‘In sin you mean,’ says Moore, his harsh voice now filled with a new virulence. ‘Make an end of this, girl—for come with me you shall. What’—violently—‘you would not live with me, who would have honourably married you; but you would live with him, who will never marry you!’
‘I do not desire that he should marry me,’ says the girl, drawing herself up. Even in this terrible moment, when all her senses feel dulled, a look of pride grows upon her beautiful face. ‘And he does not live here.’
‘Enough of that!’—gruffly. ‘You have told lies sufficient for one morning. Get up, and come with me.’
‘Come with you?’
‘Ay—and at once!’
‘But’—she has risen, as if in strange unreasoning obedience to his command, being fully beneath the spell born of her horror and fear of him—‘but—I must have time—to write—to leave a word. He has been so kind—so kind. Give me’—her face is deadly white now, her tone anguished—‘only one moment to go in and write a line of good-bye to him.’
‘Not one!’ says Moore sternly. ‘I shall not even wait for you to take off those garments—the garments of sin—that you are wearing. You shall come as you are—and now.’

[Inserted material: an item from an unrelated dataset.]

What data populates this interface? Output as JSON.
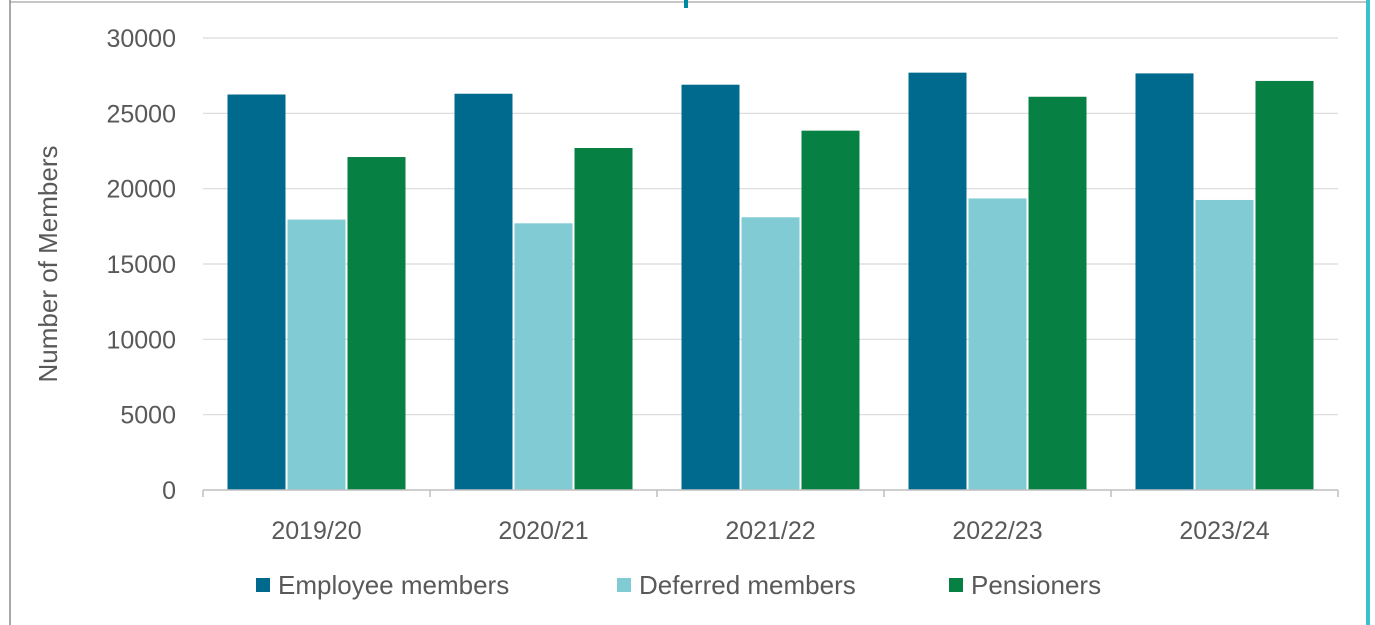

He lays his hand upon her arm, and draws her towards the gate; still, as in a dream, she follows him. The bitterness of death is on her, yet she goes with him calmly—quietly. Perhaps there is a hope in her heart that as she had run away from him once, she might be able to do so again. But could she? Would he not, having been warned by her first escape, take pains to guard against a second? She knows that in her dreams, when he is not here, she can defy him, elude him, but to defy him when he is present would be too much for her; and, besides, he is her lawful guardian; he has said so. Her own mother had left her to him. He might call in the policeman in the village, and so compel her in that way. But oh, to go without saying good-bye to Mr. Wyndham!
He had said he would come to-day! But all hope of his coming now is at an end. And Mrs. Denis! Not even to see her—she might have helped her. And not to say one word to her, or to Susan! What—what will they all think of her?
At this moment they come to the hall-door of the Cottage, and she stops suddenly, and makes a little rush towards it, but the clutch on her arm is strong.